Hanan Van Dril, one of the attorneys who filed the suit on behalf of AAAN, notes that “the CVE program involves both funding – about $187,000 from the Department of Homeland Security to a state agency called the Illinois Criminal Justice Information Authority – and other activities coordinated by the FBI and the DOJ.” She added, “But we know next to nothing about the development and implementation of these programs. And, these federal agencies have simply failed to turn over records.”
Those who study national security issues have concluded that initiatives like CVE have no basis in science. Nicole Nguyen, an assistant professor who studies CVE at the University of Illinois at Chicago's College of Education, states, “There is no evidence that CVE, or any other similar program, can reliably identify who might be vulnerable to terrorist radicalization. And that's because there is simply no profile, pattern, or set of indicators by which at-risk individuals can be identified.
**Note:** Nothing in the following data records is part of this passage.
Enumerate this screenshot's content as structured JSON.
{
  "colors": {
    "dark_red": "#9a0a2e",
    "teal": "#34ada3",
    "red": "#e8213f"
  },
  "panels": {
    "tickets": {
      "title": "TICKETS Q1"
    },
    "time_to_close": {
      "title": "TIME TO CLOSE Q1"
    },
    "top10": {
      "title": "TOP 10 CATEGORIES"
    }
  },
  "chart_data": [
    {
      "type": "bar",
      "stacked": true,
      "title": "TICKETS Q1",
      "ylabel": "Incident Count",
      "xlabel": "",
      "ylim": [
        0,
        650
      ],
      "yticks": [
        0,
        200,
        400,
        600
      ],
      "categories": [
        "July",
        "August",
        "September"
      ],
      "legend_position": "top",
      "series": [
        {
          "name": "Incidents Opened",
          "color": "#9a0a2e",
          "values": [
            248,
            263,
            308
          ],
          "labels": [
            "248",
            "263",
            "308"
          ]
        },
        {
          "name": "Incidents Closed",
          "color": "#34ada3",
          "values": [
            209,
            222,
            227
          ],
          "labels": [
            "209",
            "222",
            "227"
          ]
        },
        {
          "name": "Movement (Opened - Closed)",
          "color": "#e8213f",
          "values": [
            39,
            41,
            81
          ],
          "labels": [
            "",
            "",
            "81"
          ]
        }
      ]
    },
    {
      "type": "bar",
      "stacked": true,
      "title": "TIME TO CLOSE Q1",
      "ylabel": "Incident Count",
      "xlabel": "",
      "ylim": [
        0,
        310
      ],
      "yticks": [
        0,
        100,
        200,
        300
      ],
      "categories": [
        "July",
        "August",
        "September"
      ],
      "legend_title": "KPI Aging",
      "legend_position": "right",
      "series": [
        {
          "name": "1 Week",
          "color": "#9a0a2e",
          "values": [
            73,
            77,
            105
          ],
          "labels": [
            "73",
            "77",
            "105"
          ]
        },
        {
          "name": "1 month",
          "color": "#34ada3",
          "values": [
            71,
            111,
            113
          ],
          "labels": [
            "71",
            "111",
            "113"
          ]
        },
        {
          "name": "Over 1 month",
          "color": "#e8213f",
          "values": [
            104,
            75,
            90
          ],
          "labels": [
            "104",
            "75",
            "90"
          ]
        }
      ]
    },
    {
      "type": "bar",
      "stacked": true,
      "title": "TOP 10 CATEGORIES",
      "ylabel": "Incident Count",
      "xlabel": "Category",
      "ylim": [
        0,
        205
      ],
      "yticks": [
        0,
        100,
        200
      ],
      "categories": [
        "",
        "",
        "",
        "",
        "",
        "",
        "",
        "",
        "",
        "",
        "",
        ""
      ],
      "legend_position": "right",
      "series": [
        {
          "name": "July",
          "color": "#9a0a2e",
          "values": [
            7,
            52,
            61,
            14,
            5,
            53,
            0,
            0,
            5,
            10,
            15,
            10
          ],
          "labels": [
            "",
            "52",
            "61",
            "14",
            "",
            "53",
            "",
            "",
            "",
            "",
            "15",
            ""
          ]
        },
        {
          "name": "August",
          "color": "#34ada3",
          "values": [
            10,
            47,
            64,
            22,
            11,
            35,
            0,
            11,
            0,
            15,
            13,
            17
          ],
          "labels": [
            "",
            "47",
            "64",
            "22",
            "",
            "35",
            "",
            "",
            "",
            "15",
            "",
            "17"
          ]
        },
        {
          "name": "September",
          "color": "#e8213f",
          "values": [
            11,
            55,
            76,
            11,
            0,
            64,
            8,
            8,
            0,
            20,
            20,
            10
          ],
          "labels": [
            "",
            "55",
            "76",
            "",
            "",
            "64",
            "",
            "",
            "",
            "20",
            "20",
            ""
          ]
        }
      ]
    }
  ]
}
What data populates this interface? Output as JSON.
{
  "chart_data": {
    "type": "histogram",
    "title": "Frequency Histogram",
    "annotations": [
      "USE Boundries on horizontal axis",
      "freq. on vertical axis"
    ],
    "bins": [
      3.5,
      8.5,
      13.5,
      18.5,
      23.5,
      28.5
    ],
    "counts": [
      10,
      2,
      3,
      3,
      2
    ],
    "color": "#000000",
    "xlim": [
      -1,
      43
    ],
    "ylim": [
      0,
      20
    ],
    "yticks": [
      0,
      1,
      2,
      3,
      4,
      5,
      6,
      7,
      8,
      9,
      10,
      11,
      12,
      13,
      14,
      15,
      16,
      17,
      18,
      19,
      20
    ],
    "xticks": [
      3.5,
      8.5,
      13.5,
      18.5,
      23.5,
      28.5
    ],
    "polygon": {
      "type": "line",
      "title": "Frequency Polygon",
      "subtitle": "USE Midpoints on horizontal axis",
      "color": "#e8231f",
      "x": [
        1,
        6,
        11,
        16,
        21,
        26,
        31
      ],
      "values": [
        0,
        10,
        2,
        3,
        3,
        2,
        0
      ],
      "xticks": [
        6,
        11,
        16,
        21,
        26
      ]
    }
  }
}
For that reason alone, these CVE grants are a waste of federal tax dollars; but they're also dangerous, because they can lead to racial and religious profiling and other abuses of civil liberties.”
“The first step is for DHS, DOJ, and the FBI to give us the records we've asked for so we can show the public what's going on here,” said Hatem Abudayyeh, executive director of the AAAN. “And the next step is for the federal government to shut this program down, because we're confident that by shedding light on these programs, it will be apparent that CVE is a domestic spy operation in Chicago's backyards.”